Franz Völkl: Es kommen viele. Auch heute. Heute sind bei uns auf der Inspektion 46 Flüchtlinge aufgelaufen. Das ist zum Alltag geworden.

Welcher Nationalität?

Völkl: Heute sind es Pakistani, Iraker, Syrer, Afghanen. Sie waren zu Fuß bei Vohenstrauß und Lohma unterwegs. Seit dem Vormittag fährt alle paar Momente ein Polizeiauto vor und bringt Flüchtlinge. Auch die Kollegen der Inspektionen der Landespolizei Vohenstrauß und PIF Fahndung Waidhaus sind beteiligt.

Sind auch Kinder dabei?

Völkl: Na klar, jede Menge. Etwa acht. Die spielen Fangerles im Hof. Kleine Teddys haben wir ihnen auch schon gebracht. Unsere Streuartikel: "Toni, der Bär", Präventionsfigur der Bundespolizei.

Was ist die Aufgabe der Bundespolizei nach dem Aufgriff?

Völkl: Wir registrieren alle. Die Ermittler stellen ihre Fragen - dann schicken wir die Neuankömmlinge in die Erstaufnahmeeinrichtung nach Regensburg weiter. Heute war es etwas mühsam, weil kaum jemand Englisch gesprochen hat. Bei den Afghanen und Pakistani geht alles nur über Farsi-Dolmetscher. Syrer können in der Regel ganz gut Englisch.

Wie kommen Ihre Kollegen mit der Arbeitsbelastung zurecht?

Völkl: Es ist eine extreme Belastung, weil das mittlerweile jeden Tag so geht. Wir haben seit 10. Juli von der Grenze 726 Flüchtlinge registriert. Dazu haben wir 2000 illegal Eingereiste aus Freyung zur Sachbearbeitung übernommen. Aus dem "Alex" haben die Kollegen in Weiden seit Januar 624 Personen geholt, aus Fernbussen 122.

Jetzt soll die Bundespolizei Verstärkung bekommen. 3000 neue Beamte sind angekündigt.

Völkl: Zunächst geben wir ab Mittwoch 15 Kollegen nach München an den Hauptbahnhof ab. Sie bleiben dort bis 13. September. Unser Chef Uwe Landgrebe ist ebenfalls in München, er gehört dem Krisenstab der Bundespolizei an.

Sie brauchen hier doch auch Beamte.

Völkl: Ich sag' mal: Da unten brennt's eben noch besser als bei uns. Man sieht ja, was momentan in München läuft.

Bisher nutzen Sie Ihre große Garage als "Auffanglager". Wir haben September. Wie lange geht das noch?

Völkl: Jetzt wird's schon frisch. Die Toiletten sind auch ein Problem. 50 Leute und eine Toilette, das können Sie sich ja mal vorstellen. Wir haben schon WC-Container beantragt.

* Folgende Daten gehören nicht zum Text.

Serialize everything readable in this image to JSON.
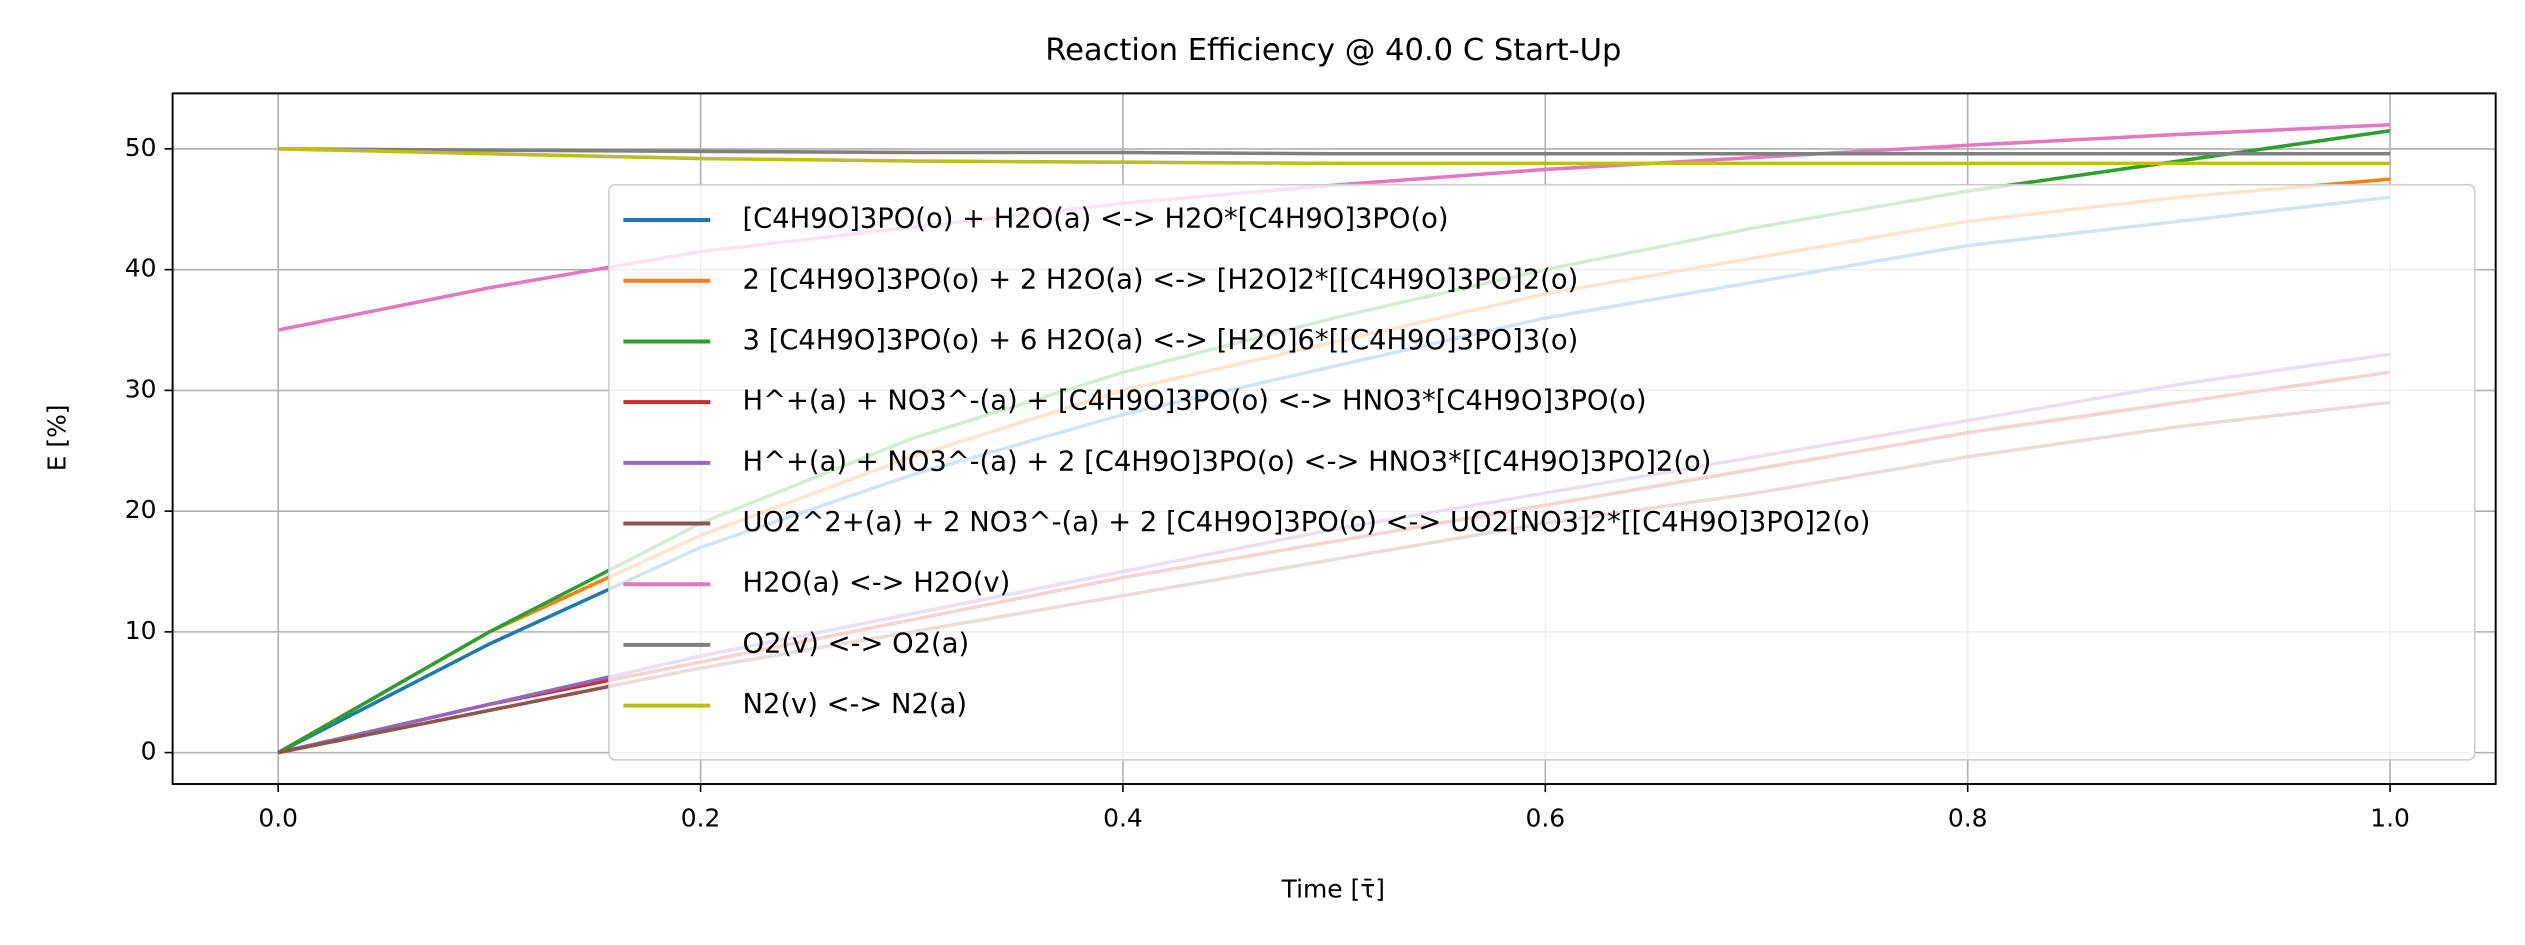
{
  "chart_data": {
    "type": "line",
    "title": "Reaction Efficiency @ 40.0 C Start-Up",
    "x_label": "Time [τ̄]",
    "y_label": "E [%]",
    "x": [
      0,
      0.1,
      0.2,
      0.3,
      0.4,
      0.5,
      0.6,
      0.7,
      0.8,
      0.9,
      1.0
    ],
    "xlim": [
      -0.05,
      1.05
    ],
    "xticks": [
      {
        "value": 0,
        "label": "0.0"
      },
      0.2,
      0.4,
      0.6,
      0.8,
      {
        "value": 1,
        "label": "1.0"
      }
    ],
    "ylim": [
      -2.6,
      54.6
    ],
    "yticks": [
      0,
      10,
      20,
      30,
      40,
      50
    ],
    "grid": true,
    "legend_loc": "lower right",
    "series": [
      {
        "name": "[C4H9O]3PO(o) + H2O(a) <-> H2O*[C4H9O]3PO(o)",
        "color": "#1f77b4",
        "values": [
          0,
          9,
          17,
          23,
          28,
          32,
          36,
          39,
          42,
          44,
          46
        ]
      },
      {
        "name": "2 [C4H9O]3PO(o) + 2 H2O(a) <-> [H2O]2*[[C4H9O]3PO]2(o)",
        "color": "#ff7f0e",
        "values": [
          0,
          10,
          18,
          24.5,
          30,
          34,
          38,
          41,
          44,
          46,
          47.5
        ]
      },
      {
        "name": "3 [C4H9O]3PO(o) + 6 H2O(a) <-> [H2O]6*[[C4H9O]3PO]3(o)",
        "color": "#2ca02c",
        "values": [
          0,
          10,
          19,
          26,
          31.5,
          36,
          40,
          43.5,
          46.5,
          49,
          51.5
        ]
      },
      {
        "name": "H^+(a) + NO3^-(a) + [C4H9O]3PO(o) <-> HNO3*[C4H9O]3PO(o)",
        "color": "#d62728",
        "values": [
          0,
          4,
          7.5,
          11,
          14.5,
          17.5,
          20.5,
          23.5,
          26.5,
          29,
          31.5
        ]
      },
      {
        "name": "H^+(a) + NO3^-(a) + 2 [C4H9O]3PO(o) <-> HNO3*[[C4H9O]3PO]2(o)",
        "color": "#9467bd",
        "values": [
          0,
          4,
          8,
          11.5,
          15,
          18.5,
          21.5,
          24.5,
          27.5,
          30.5,
          33
        ]
      },
      {
        "name": "UO2^2+(a) + 2 NO3^-(a) + 2 [C4H9O]3PO(o) <-> UO2[NO3]2*[[C4H9O]3PO]2(o)",
        "color": "#8c564b",
        "values": [
          0,
          3.5,
          7,
          10,
          13,
          16,
          19,
          21.5,
          24.5,
          27,
          29
        ]
      },
      {
        "name": "H2O(a) <-> H2O(v)",
        "color": "#e377c2",
        "values": [
          35,
          38.5,
          41.5,
          43.5,
          45.5,
          47,
          48.3,
          49.3,
          50.3,
          51.2,
          52
        ]
      },
      {
        "name": "O2(v) <-> O2(a)",
        "color": "#7f7f7f",
        "values": [
          50,
          49.9,
          49.8,
          49.7,
          49.7,
          49.6,
          49.6,
          49.6,
          49.6,
          49.6,
          49.6
        ]
      },
      {
        "name": "N2(v) <-> N2(a)",
        "color": "#bcbd22",
        "values": [
          50,
          49.6,
          49.2,
          49.0,
          48.9,
          48.8,
          48.8,
          48.8,
          48.8,
          48.8,
          48.8
        ]
      }
    ]
  }
}
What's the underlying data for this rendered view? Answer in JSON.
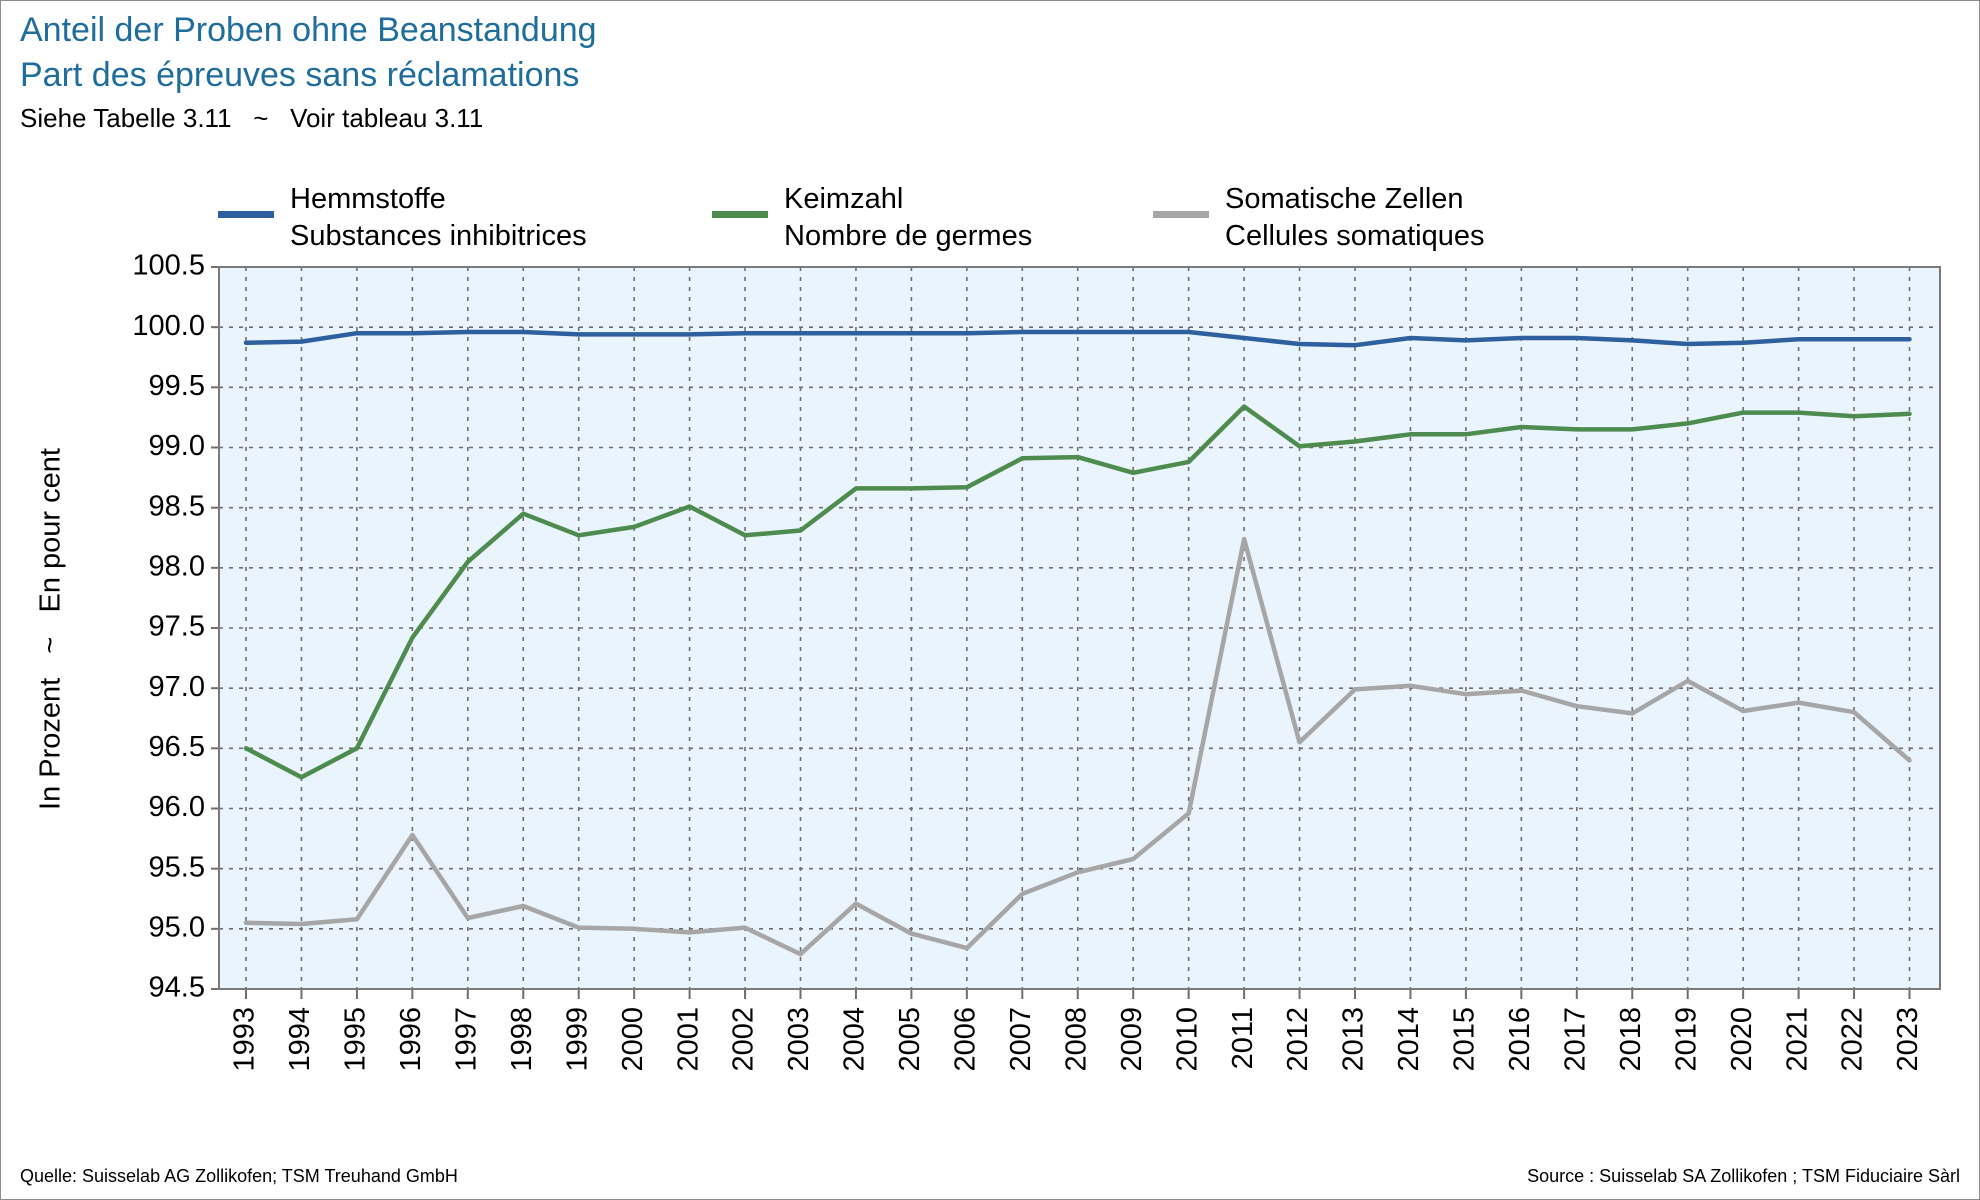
{
  "header": {
    "title_de": "Anteil der Proben ohne Beanstandung",
    "title_fr": "Part des épreuves sans réclamations",
    "subtitle": "Siehe Tabelle 3.11   ~   Voir tableau 3.11"
  },
  "footer": {
    "source_left": "Quelle: Suisselab AG Zollikofen; TSM Treuhand GmbH",
    "source_right": "Source : Suisselab SA Zollikofen ; TSM Fiduciaire Sàrl"
  },
  "chart_data": {
    "type": "line",
    "title": "Anteil der Proben ohne Beanstandung",
    "subtitle": "Part des épreuves sans réclamations",
    "xlabel": "",
    "ylabel": "In Prozent   ~   En pour cent",
    "x": [
      "1993",
      "1994",
      "1995",
      "1996",
      "1997",
      "1998",
      "1999",
      "2000",
      "2001",
      "2002",
      "2003",
      "2004",
      "2005",
      "2006",
      "2007",
      "2008",
      "2009",
      "2010",
      "2011",
      "2012",
      "2013",
      "2014",
      "2015",
      "2016",
      "2017",
      "2018",
      "2019",
      "2020",
      "2021",
      "2022",
      "2023"
    ],
    "ylim": [
      94.5,
      100.5
    ],
    "yticks": [
      "94.5",
      "95.0",
      "95.5",
      "96.0",
      "96.5",
      "97.0",
      "97.5",
      "98.0",
      "98.5",
      "99.0",
      "99.5",
      "100.0",
      "100.5"
    ],
    "grid": true,
    "legend_position": "top",
    "series": [
      {
        "name_de": "Hemmstoffe",
        "name_fr": "Substances inhibitrices",
        "color": "#2e5f9e",
        "values": [
          99.87,
          99.88,
          99.95,
          99.95,
          99.96,
          99.96,
          99.94,
          99.94,
          99.94,
          99.95,
          99.95,
          99.95,
          99.95,
          99.95,
          99.96,
          99.96,
          99.96,
          99.96,
          99.91,
          99.86,
          99.85,
          99.91,
          99.89,
          99.91,
          99.91,
          99.89,
          99.86,
          99.87,
          99.9,
          99.9,
          99.9
        ]
      },
      {
        "name_de": "Keimzahl",
        "name_fr": "Nombre de germes",
        "color": "#4e8b4e",
        "values": [
          96.5,
          96.26,
          96.5,
          97.42,
          98.05,
          98.45,
          98.27,
          98.34,
          98.51,
          98.27,
          98.31,
          98.66,
          98.66,
          98.67,
          98.91,
          98.92,
          98.79,
          98.88,
          99.34,
          99.01,
          99.05,
          99.11,
          99.11,
          99.17,
          99.15,
          99.15,
          99.2,
          99.29,
          99.29,
          99.26,
          99.28
        ]
      },
      {
        "name_de": "Somatische Zellen",
        "name_fr": "Cellules somatiques",
        "color": "#a6a6a6",
        "values": [
          95.05,
          95.04,
          95.08,
          95.78,
          95.09,
          95.19,
          95.01,
          95.0,
          94.97,
          95.01,
          94.79,
          95.21,
          94.96,
          94.84,
          95.29,
          95.47,
          95.58,
          95.96,
          98.24,
          96.55,
          96.99,
          97.02,
          96.95,
          96.98,
          96.85,
          96.79,
          97.06,
          96.81,
          96.88,
          96.8,
          96.4
        ]
      }
    ]
  }
}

Na dann: Halten Sie die Ohren steif!

Völkl: Natürlich. Und unsere Gegenüber hier, die haben da schon viel Schlimmeres erlebt.

Anm. der Red.: Noch ehe das Interview zum Abdruck freigegeben war, ergab sich ein weiterer Großeinsatz für die Bundespolizei: In Wernberg wurden 51 Iraker festgestellt, die in einem 7,5-Tonner eingeschleust worden waren. Sie waren in Serbien zugestiegen und 18 Stunden im Lkw unterwegs. Der Schleuser konnte festgenommen werden.